Block times could be as high as 14 minutes by 2025.
A block time of 30 seconds may not sound like a lot to some, especially when compared to bitcoin’s block time of 10 minutes, but to clients running apps on ethereum, that slowdown could get annoying.
Still, some ethereum users say the temporary slowdown is worth putting up with, because proof of stake will ultimately be much faster.
Zack Coburn, the lead developer at FirstBlood, a gaming platform that runs on ethereum, said he’s not fussed.
He told CoinDesk: “We don’t rely on extremely high frequency transactions, so a brief period of 30-second block times wouldn’t be a major concern.”
Some have a different opinion, though.
Rick Dudley, a blockchain developer who contributed to Casper, thinks any change in block time is a huge deal. And if the block time climbs to 2 minutes, the difficulty bomb will seriously impact businesses.

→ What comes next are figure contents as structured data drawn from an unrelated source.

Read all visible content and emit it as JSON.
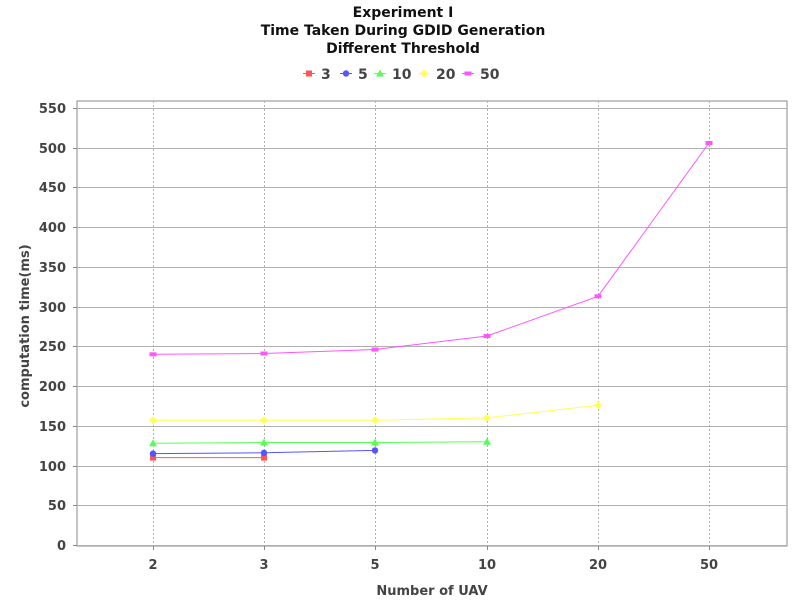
{
  "chart_data": {
    "type": "line",
    "title_lines": [
      "Experiment I",
      "Time Taken During GDID Generation",
      "Different Threshold"
    ],
    "xlabel": "Number of UAV",
    "ylabel": "computation time(ms)",
    "categories": [
      "2",
      "3",
      "5",
      "10",
      "20",
      "50"
    ],
    "ylim": [
      0,
      550
    ],
    "yticks": [
      0,
      50,
      100,
      150,
      200,
      250,
      300,
      350,
      400,
      450,
      500,
      550
    ],
    "grid": true,
    "legend_position": "top-center",
    "series": [
      {
        "name": "3",
        "color": "#ff5555",
        "marker": "square",
        "values": [
          110,
          110,
          null,
          null,
          null,
          null
        ]
      },
      {
        "name": "5",
        "color": "#5555ff",
        "marker": "circle",
        "values": [
          115,
          116,
          119,
          null,
          null,
          null
        ]
      },
      {
        "name": "10",
        "color": "#55ff55",
        "marker": "triangle",
        "values": [
          128,
          129,
          129,
          130,
          null,
          null
        ]
      },
      {
        "name": "20",
        "color": "#ffff55",
        "marker": "diamond",
        "values": [
          157,
          157,
          157,
          160,
          176,
          null
        ]
      },
      {
        "name": "50",
        "color": "#ff55ff",
        "marker": "rect",
        "values": [
          240,
          241,
          246,
          263,
          313,
          506
        ]
      }
    ]
  }
}
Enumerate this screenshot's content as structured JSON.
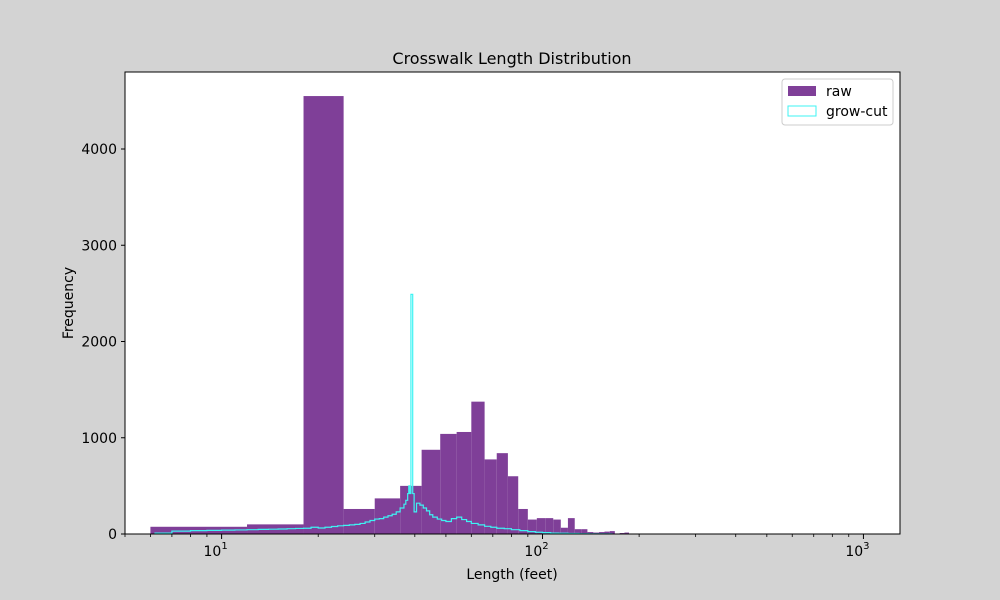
{
  "chart_data": {
    "type": "histogram",
    "title": "Crosswalk Length Distribution",
    "xlabel": "Length (feet)",
    "ylabel": "Frequency",
    "xscale": "log",
    "xlim": [
      5,
      1300
    ],
    "ylim": [
      0,
      4800
    ],
    "yticks": [
      0,
      1000,
      2000,
      3000,
      4000
    ],
    "xticks": [
      {
        "value": 10,
        "base": "10",
        "exp": "1"
      },
      {
        "value": 100,
        "base": "10",
        "exp": "2"
      },
      {
        "value": 1000,
        "base": "10",
        "exp": "3"
      }
    ],
    "grid": false,
    "legend_position": "top-right",
    "series": [
      {
        "name": "raw",
        "style": "filled",
        "color": "#7f3f98",
        "bins": [
          {
            "x0": 6,
            "x1": 12,
            "y": 75
          },
          {
            "x0": 12,
            "x1": 18,
            "y": 100
          },
          {
            "x0": 18,
            "x1": 24,
            "y": 4550
          },
          {
            "x0": 24,
            "x1": 30,
            "y": 260
          },
          {
            "x0": 30,
            "x1": 36,
            "y": 370
          },
          {
            "x0": 36,
            "x1": 42,
            "y": 500
          },
          {
            "x0": 42,
            "x1": 48,
            "y": 875
          },
          {
            "x0": 48,
            "x1": 54,
            "y": 1040
          },
          {
            "x0": 54,
            "x1": 60,
            "y": 1060
          },
          {
            "x0": 60,
            "x1": 66,
            "y": 1375
          },
          {
            "x0": 66,
            "x1": 72,
            "y": 775
          },
          {
            "x0": 72,
            "x1": 78,
            "y": 840
          },
          {
            "x0": 78,
            "x1": 84,
            "y": 600
          },
          {
            "x0": 84,
            "x1": 90,
            "y": 260
          },
          {
            "x0": 90,
            "x1": 96,
            "y": 150
          },
          {
            "x0": 96,
            "x1": 102,
            "y": 165
          },
          {
            "x0": 102,
            "x1": 108,
            "y": 165
          },
          {
            "x0": 108,
            "x1": 114,
            "y": 150
          },
          {
            "x0": 114,
            "x1": 120,
            "y": 65
          },
          {
            "x0": 120,
            "x1": 126,
            "y": 165
          },
          {
            "x0": 126,
            "x1": 132,
            "y": 50
          },
          {
            "x0": 132,
            "x1": 138,
            "y": 50
          },
          {
            "x0": 138,
            "x1": 144,
            "y": 20
          },
          {
            "x0": 144,
            "x1": 150,
            "y": 15
          },
          {
            "x0": 150,
            "x1": 156,
            "y": 20
          },
          {
            "x0": 156,
            "x1": 162,
            "y": 25
          },
          {
            "x0": 162,
            "x1": 168,
            "y": 30
          },
          {
            "x0": 168,
            "x1": 174,
            "y": 5
          },
          {
            "x0": 174,
            "x1": 180,
            "y": 10
          },
          {
            "x0": 180,
            "x1": 186,
            "y": 15
          },
          {
            "x0": 186,
            "x1": 200,
            "y": 5
          },
          {
            "x0": 200,
            "x1": 240,
            "y": 3
          },
          {
            "x0": 240,
            "x1": 300,
            "y": 2
          },
          {
            "x0": 300,
            "x1": 1000,
            "y": 1
          }
        ]
      },
      {
        "name": "grow-cut",
        "style": "step",
        "color": "#3ef3f3",
        "points": [
          [
            6.2,
            10
          ],
          [
            7,
            30
          ],
          [
            8,
            35
          ],
          [
            9,
            38
          ],
          [
            10,
            40
          ],
          [
            11,
            42
          ],
          [
            12,
            45
          ],
          [
            13,
            48
          ],
          [
            14,
            50
          ],
          [
            15,
            52
          ],
          [
            16,
            55
          ],
          [
            17,
            58
          ],
          [
            18,
            60
          ],
          [
            19,
            70
          ],
          [
            20,
            62
          ],
          [
            21,
            70
          ],
          [
            22,
            78
          ],
          [
            23,
            85
          ],
          [
            24,
            90
          ],
          [
            25,
            95
          ],
          [
            26,
            100
          ],
          [
            27,
            110
          ],
          [
            28,
            125
          ],
          [
            29,
            140
          ],
          [
            30,
            155
          ],
          [
            31,
            160
          ],
          [
            32,
            175
          ],
          [
            33,
            190
          ],
          [
            34,
            205
          ],
          [
            35,
            230
          ],
          [
            36,
            270
          ],
          [
            37,
            310
          ],
          [
            37.5,
            350
          ],
          [
            38,
            420
          ],
          [
            38.3,
            500
          ],
          [
            38.6,
            420
          ],
          [
            38.9,
            2490
          ],
          [
            39.4,
            420
          ],
          [
            39.8,
            230
          ],
          [
            40.5,
            320
          ],
          [
            41.5,
            300
          ],
          [
            42.5,
            270
          ],
          [
            43.5,
            240
          ],
          [
            44.5,
            200
          ],
          [
            45.5,
            175
          ],
          [
            47,
            155
          ],
          [
            48.5,
            140
          ],
          [
            50,
            130
          ],
          [
            52,
            160
          ],
          [
            54,
            175
          ],
          [
            56,
            150
          ],
          [
            58,
            130
          ],
          [
            60,
            110
          ],
          [
            63,
            95
          ],
          [
            66,
            80
          ],
          [
            69,
            70
          ],
          [
            72,
            60
          ],
          [
            76,
            55
          ],
          [
            80,
            45
          ],
          [
            85,
            35
          ],
          [
            90,
            25
          ],
          [
            95,
            18
          ],
          [
            100,
            14
          ],
          [
            106,
            10
          ],
          [
            112,
            8
          ],
          [
            120,
            5
          ],
          [
            130,
            3
          ],
          [
            140,
            2
          ],
          [
            160,
            1
          ]
        ]
      }
    ],
    "legend": [
      {
        "label": "raw",
        "swatch": "filled"
      },
      {
        "label": "grow-cut",
        "swatch": "outline"
      }
    ]
  }
}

“Yeah, I think that is pretty crippling. Two minutes from 15 seconds is extremely painful. I think it is easy to misinterpret how bad that really is,” he said.
He points out, though, that the bomb is only going to hit when there is already a viable alternative: proof of stake.
In this light, Dudley he said he feels ethereum won’t have a problem getting users to upgrade, concluding:
“If the choice is between the proof-of-stake network that is lowering time and the proof-of-work network that is increasing block times, why would you stick with the network that is increasing block times?”